Will bankrupt PFGBest’s fraud case be last straw for investors?
By David Roeder Business Reporter July 12, 2012 12:06PM
Managing Director Andreas Diessbacher poses for a photograph at White River Group, 440 S. LaSalle St., Wednesday, July 11, 2012, in Chicago. | John J. Kim~Sun-Times
Updated: August 13, 2012 2:05PM
Chicago futures trader Andreas Diessbacher has been hit by financial lighting twice.
A year ago, as a broker for MF Global, Diessbacher lost a livelihood managing accounts worth $30 million when the firm collapsed after raiding customer cash. He formed his own business and brought some clients to another brokerage, PFGBest, now closed and bankrupt as investigators review a shortfall of more than $200 million.
The repeated scandals have ruined the reputation of the futures industry and caused customers to flee or reduce the money they allocate for trading, Diessbacher said.
“I handled three clients today closing their accounts from other firms,” he said. “Their money was safe, or theoretically it was safe.” He said they wanted out nonetheless.
Futures trading is a giant global enterprise with a heart that beats in Chicago because of the exchanges here. Diessbacher, a commodity trading adviser, said the business needs to adopt greater protections for customer money.

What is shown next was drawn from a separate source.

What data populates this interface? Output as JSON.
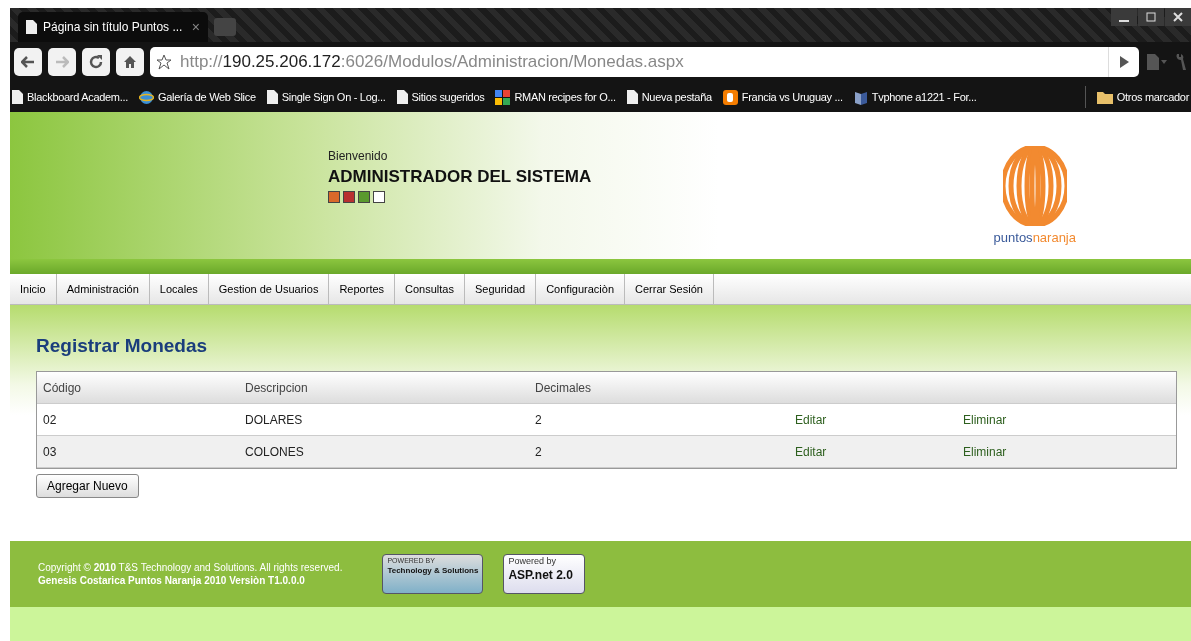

“There is a need for a backstop, such as an insurance fund,” he said. “It works fine on the securities side of the business.”
Diessbacher said his clients had $8 million tied up in the MF Global collapse, where a trustee has identified a $1.6 billion shortfall. PFGBest and its corporate parent, Peregrine Financial Group Inc., was smaller, but Diessbacher said his clients had $9 million there and he also had some personal money at the firm.
With accounts frozen and some money allegedly unaccounted for, it’s not known when or if the clients will come out whole.
In 2007, another Chicago-area trading firm collapsed and its victims are still waiting for more than $600 million in restitution. MF Global, among the world’s largest futures brokerages, failed last year and a trustee has been able to claw back more than three-quarters of some customers’ funds, but people who used it for foreign trading have seen far less.
“You have to come up with some customer protection scheme,” said Frederick Grede, the trustee brought in for the 2007 collapse of Sentinel Management Group Inc. Grede said his recovery efforts for customers were hampered by a court decision granting priority to another creditor.
In each case of the big brokerage failures, the firm declared bankruptcy. The filing complicates customer restitution because other creditors might have claims.
“I think the markets have to step up and find a solution or I’m afraid one will be imposed on them by Congress,” Grede said. He noted that MF Global and PFGBest represented similar clientele — smaller investors, many who use the markets as an extension of farming and ranching.
Another trader, John Roe, an MF Global victim who has organized others in a restitution effort, said he’s afraid PFGBest will be the last straw for individual investors in futures. Large firms, he said, will choose their trading partners more carefully.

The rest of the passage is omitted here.